A drone attack hit a US-led coalition base in southern Syria Friday, the US military’s Central Command said, with a war monitor saying it was launched by Iran-backed groups.
“Three one-way attack drones attacked the Al-Tanf Garrison in Syria,” a CENTCOM statement said.
Two of the drones were shot down by the coalition, but the third hit the compound, wounding two allied Syrian fighters, the statement added.
“Attacks of this kind are unacceptable,” CENTCOM spokesperson Joe Buccino said, without specifying who carried it out.
“They place our troops and our partners at risk and jeopardise the fight against the Islamic State group.”
The Syrian Observatory for Human Rights said it was likely that Iran-backed militants had launched the attack.
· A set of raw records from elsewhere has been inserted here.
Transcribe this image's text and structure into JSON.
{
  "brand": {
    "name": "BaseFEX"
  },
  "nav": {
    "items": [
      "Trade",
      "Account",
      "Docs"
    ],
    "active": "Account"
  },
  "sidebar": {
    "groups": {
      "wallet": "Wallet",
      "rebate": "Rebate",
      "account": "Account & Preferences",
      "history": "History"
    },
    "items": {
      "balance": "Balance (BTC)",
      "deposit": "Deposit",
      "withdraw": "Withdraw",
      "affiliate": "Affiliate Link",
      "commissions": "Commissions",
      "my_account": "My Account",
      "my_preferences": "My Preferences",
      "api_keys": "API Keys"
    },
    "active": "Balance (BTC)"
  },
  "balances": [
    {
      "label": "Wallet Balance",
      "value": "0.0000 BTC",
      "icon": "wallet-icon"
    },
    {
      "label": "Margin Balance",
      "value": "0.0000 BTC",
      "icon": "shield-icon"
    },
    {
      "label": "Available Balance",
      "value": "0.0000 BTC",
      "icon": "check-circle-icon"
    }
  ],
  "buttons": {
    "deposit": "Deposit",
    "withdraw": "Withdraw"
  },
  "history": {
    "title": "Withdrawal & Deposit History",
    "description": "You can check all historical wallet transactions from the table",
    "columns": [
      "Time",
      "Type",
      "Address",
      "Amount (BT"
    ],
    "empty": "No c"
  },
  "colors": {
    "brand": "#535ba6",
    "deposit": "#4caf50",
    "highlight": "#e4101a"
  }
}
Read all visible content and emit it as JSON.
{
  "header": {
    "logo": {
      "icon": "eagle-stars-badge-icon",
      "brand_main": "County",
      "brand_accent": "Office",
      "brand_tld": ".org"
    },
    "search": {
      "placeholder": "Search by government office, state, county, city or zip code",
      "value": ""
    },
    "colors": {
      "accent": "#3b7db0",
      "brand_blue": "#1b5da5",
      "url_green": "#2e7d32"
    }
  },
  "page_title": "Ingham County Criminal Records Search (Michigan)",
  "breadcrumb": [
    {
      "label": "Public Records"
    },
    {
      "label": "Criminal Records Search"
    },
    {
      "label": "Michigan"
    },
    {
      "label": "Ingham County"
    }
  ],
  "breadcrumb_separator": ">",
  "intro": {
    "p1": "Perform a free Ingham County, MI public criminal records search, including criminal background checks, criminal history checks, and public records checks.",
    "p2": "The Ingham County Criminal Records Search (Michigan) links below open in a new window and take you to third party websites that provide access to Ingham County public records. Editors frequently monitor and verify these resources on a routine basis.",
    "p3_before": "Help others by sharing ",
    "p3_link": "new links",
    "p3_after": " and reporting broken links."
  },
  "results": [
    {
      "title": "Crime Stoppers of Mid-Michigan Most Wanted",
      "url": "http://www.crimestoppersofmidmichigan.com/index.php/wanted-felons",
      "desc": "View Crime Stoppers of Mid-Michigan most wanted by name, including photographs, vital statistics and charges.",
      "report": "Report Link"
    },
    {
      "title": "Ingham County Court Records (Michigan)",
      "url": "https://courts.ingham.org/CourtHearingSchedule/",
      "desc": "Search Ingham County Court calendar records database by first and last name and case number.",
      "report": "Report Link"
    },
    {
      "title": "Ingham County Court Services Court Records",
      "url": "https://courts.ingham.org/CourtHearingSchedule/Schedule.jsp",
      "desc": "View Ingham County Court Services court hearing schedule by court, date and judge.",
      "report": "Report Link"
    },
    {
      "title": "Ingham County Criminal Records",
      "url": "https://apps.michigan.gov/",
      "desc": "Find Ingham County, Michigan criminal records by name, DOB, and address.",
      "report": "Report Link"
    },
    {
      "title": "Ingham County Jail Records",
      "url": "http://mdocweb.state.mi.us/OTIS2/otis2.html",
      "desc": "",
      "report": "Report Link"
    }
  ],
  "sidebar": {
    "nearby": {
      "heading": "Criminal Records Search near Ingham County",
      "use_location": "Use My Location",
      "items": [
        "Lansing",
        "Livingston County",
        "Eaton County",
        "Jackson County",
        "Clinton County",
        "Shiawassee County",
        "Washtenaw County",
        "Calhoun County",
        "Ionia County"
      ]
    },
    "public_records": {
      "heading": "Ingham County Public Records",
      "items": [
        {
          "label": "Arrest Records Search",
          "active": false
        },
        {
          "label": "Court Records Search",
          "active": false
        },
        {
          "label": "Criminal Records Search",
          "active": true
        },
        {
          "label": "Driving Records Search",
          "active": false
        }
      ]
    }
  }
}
Iran-backed forces are deployed in close proximity to Al-Tanf, a desert garrison on the strategically important Baghdad-Damascus highway, near the border with Iraq and Jordan.
Iran is a key ally of the Syrian government, and the coalition has disrupted similar attacks on Al-Tanf in the past.
The coalition established the base in 2016 to train Syrian fighters for the war against the Islamic State group.
It retained the facility even after the jihadists’ last Syrian outpost was overrun by Kurdish-led forces in March 2019.
Hundreds of US troops remain at Al-Tanf and other bases in the Kurdish-controlled northeast as part of the coalition’s continuing campaign against IS remnants.